9 février 2003 — A Munich avait lieu la Wehrkunde, grand séminaire annuel en Allemagne, sur les questions de sécurité, où ont l’habitude de parler quelques-uns des ministres les plus importants des pays occidentaux. Rumsfeld était présent, le ministre des affaires étrangères allemand Fischer, Michèle Alliot-Marie, ministre française de la défense. De ces trois-là, nous allons parler à propos de leur ton, de leur attitude psychologique, de ce que cela dit des convictions et des équilibres des uns et des autres, — plutôt que du fond de leurs interventions, qui n’apporte rien de nouveau, ce qui est logique. (C’est dans tous les cas notre approche dans une première démarche, à partir des informations que nous avons.)

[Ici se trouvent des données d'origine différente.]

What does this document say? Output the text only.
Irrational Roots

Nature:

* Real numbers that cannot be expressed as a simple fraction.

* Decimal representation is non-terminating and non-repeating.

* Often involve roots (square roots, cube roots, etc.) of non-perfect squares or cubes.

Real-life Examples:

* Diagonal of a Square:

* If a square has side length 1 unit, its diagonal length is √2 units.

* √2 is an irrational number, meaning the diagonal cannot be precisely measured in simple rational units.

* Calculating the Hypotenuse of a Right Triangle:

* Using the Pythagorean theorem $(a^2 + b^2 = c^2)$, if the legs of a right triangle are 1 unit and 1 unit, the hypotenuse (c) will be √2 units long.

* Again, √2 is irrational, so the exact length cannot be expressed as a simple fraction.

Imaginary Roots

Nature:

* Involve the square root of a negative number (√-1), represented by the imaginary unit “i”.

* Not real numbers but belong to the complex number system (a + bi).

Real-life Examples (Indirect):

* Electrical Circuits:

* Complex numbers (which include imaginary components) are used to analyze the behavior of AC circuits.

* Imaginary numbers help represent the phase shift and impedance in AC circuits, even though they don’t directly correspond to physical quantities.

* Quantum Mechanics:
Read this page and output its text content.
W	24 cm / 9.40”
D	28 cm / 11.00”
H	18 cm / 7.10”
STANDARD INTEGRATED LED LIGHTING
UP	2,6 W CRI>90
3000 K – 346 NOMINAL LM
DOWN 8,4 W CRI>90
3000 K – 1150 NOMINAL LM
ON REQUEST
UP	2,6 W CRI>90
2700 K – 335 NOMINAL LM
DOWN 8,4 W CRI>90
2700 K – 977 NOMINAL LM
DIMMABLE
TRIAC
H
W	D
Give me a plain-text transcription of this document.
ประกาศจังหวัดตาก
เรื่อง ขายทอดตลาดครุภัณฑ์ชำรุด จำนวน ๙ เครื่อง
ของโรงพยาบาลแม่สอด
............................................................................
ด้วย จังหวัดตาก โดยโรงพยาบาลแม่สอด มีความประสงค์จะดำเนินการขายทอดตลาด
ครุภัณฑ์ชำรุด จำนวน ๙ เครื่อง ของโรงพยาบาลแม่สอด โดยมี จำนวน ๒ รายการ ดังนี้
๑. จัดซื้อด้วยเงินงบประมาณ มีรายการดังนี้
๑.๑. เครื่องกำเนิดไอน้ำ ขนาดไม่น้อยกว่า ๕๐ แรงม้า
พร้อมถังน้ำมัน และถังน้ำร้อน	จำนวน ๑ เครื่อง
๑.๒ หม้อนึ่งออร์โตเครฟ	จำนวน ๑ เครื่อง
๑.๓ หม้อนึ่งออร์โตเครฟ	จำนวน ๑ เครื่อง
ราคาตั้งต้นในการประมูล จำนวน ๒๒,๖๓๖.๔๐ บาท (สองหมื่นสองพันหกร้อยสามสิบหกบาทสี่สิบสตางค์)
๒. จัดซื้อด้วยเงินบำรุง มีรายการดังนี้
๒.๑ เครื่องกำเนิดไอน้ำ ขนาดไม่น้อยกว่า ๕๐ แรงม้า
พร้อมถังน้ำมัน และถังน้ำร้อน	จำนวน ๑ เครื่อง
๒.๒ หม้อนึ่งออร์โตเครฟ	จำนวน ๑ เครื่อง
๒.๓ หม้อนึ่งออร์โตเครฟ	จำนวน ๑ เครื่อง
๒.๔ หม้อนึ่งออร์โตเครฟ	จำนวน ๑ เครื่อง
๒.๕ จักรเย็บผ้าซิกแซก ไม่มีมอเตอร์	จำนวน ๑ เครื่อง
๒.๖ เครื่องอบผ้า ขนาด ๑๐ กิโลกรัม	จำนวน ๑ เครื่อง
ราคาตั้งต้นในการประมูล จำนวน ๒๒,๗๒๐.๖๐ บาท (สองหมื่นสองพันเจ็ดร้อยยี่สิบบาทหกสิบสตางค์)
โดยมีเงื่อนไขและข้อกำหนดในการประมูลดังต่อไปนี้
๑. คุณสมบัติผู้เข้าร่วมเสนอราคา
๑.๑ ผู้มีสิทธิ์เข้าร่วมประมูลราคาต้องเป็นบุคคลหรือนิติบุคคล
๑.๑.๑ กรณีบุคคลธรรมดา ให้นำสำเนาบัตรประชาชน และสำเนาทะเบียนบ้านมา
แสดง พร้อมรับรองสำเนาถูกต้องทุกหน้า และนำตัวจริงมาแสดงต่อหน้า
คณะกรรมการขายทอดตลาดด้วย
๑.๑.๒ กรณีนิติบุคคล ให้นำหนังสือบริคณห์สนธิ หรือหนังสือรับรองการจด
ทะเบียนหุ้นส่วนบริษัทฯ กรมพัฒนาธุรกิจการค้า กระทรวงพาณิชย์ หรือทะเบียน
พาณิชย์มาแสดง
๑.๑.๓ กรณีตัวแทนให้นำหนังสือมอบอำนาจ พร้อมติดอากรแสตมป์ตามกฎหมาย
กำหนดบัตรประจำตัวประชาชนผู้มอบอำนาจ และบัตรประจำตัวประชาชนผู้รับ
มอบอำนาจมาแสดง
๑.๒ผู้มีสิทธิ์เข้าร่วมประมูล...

• Rumsfeld a été égal à lui-même : brutal et sarcastique, —ou, disons, sarcastiquement brutal, avec ici ou là quelque chose qui se rapproche de « propos insultants » pour les Européens (selon le ministre belge des affaires étrangères, Louis Michel). Emphatique, aussi, avec sa coalition, les fameux « the willing and the able », regroupant aujourd’hui 90 pays, selon sa comptabilité très enthousiaste. (Il en pleut de partout, c’est une avalanche de pays coalisés, nous dépasserons bientôt l’effectif terrestre.) C’est la dernière « plus importante coalition de l'Histoire » en date. Bref, hystérie as usual si l’on veut, les Américains fonçant sans s’occuper de rien, même pas du fait que leur déboulé ressemble parfois à du sur-place, avec cette guerre annoncée depuis 14 mois et toujours pas faite.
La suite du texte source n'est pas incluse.